In Willy Russell's powerful, one-woman comedic drama Shirley Valentine, running through June 12 at Cinnabar Theater, Shirley is now Shirley Bradshaw, a middle-aged housewife with two grown children, a husband who is less than caring and a tendency to talk to her kitchen wall while fixing dinner. Through a brilliantly constructed, humor-laced script, Shirley—played to hilarious and heart-breaking perfection by Mary Gannon Graham—recounts the uninspiring details of her life: her boring days, ungrateful children and unsatisfying sex life, all while adding her own wry and pointedly funny observations.
"Marriage," she says, "is like the Middle East—there's no solution."
Gradually, she confesses her unfulfilled dreams, all of them buried years ago along with her name and her once-spirited self. We soon learn, however, that one of those dreams may have recently been unearthed as Shirley's neo-feminist friend Jane invites her along on a two-week trip to Greece. It's a trip she is aching to take, but is too terrified of asking her husband for permission.

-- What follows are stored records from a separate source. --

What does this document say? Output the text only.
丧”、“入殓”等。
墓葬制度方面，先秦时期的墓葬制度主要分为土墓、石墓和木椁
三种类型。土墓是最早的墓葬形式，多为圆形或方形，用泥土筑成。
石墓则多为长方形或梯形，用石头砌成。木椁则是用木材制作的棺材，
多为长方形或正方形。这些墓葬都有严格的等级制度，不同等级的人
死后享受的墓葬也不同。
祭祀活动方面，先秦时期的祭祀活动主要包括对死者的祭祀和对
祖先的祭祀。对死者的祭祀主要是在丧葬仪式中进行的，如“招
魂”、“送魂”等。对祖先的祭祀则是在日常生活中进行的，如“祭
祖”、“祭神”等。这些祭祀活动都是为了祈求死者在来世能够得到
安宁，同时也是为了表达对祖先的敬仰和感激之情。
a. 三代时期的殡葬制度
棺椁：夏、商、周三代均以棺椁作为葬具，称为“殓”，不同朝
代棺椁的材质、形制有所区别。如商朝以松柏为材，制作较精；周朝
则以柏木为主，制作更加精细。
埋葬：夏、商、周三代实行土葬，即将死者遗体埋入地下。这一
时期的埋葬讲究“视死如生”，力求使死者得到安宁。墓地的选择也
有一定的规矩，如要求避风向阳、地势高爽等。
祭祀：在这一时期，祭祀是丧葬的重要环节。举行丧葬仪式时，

"I have led such a little life," she cries in a moment of despair. "Why do we get all these feelings and dreams and hopes if we don't ever use them? That is how Shirley Valentine disappeared—she got lost in all this unused life." We easily root for Shirley, hoping she will find the courage to follow her heart, and when she does, the result is electrifying. The second half of the show is set in Greece, where Shirley recounts her gradual reconnection with that youthful self she'd thought was gone forever.
Directed by John Shillington with a sense of elegant ease and a knack for illuminating Russell's emotionally multifaceted language, the play immediately leaps to the top of the "must-see" list of the summer. As good as the script and direction are, the main attraction is Gannon Graham as Shirley. Another performance of such loving generosity, depth and skill would be hard to find.
As our heroine says toward the end of the play, "I've fallen in love with the idea of living." In this lovely, deeply moving and subversively wise play, Shirley Valentine's life-affirming discovery is nothing short of contagious.